What does religion add to your life?
• Each believer must
be ready to answer
this question from
his or her own life’s
experience.
• Context –– a bigger,
more beautiful, more
significant, eternal
context to absolutely
every part of my life
… including science.
…a bigger, more significant, beautiful,
eternal context to every part of life.
What does religion add to your life?
• Vertical component to life: everything I do
is part of my relationship with God.
• Enriched horizontal component to life:
every human I meet is a child of God,
someone who God wants me to love.
• God’s promises: who we are and what we
do in this life has eternal significance.

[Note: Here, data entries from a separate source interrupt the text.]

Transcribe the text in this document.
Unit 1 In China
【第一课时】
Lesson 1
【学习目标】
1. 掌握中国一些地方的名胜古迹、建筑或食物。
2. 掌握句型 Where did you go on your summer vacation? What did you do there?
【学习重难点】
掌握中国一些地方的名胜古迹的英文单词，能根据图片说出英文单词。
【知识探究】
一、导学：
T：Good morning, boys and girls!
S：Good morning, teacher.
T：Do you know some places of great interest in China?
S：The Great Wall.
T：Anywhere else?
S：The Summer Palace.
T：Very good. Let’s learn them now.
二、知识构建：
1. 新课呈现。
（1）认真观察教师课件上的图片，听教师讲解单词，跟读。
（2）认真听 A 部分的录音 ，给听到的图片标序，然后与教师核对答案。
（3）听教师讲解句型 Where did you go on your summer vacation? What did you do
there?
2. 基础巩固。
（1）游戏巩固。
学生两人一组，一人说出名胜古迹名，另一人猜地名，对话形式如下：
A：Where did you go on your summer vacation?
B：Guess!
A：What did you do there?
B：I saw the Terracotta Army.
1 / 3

Can’t you be good without God?
Harvard Society of Fellows Declaration of Principles:
"You have been selected as a member of this society for your personal
prospect of serious achievement in your chosen field, and your promise
of notable contribution to knowledge and thought. That promise you
must redeem with your whole intellectual and moral force. You will
practice the virtues, and avoid the snares, of the scholar. You will be
courteous to your elders who have explored to the point from which
you may advance; and helpful to your juniors who will progress farther
by reason of your labors. Your aim will be knowledge and wisdom, not
the reflected glamour of fame. You will not accept credit that is due to
another, or harbor jealousy of an explorer who is more fortunate. You
will seek not a near but a distant objective, and you will not be satisfied
with what you may have done. All that you may achieve or discover
you will regard as a fragment of a larger pattern of the truth which from
the separate approaches every true scholar is striving to descry. To
these things, in joining the Society of Fellows, you dedicate yourself."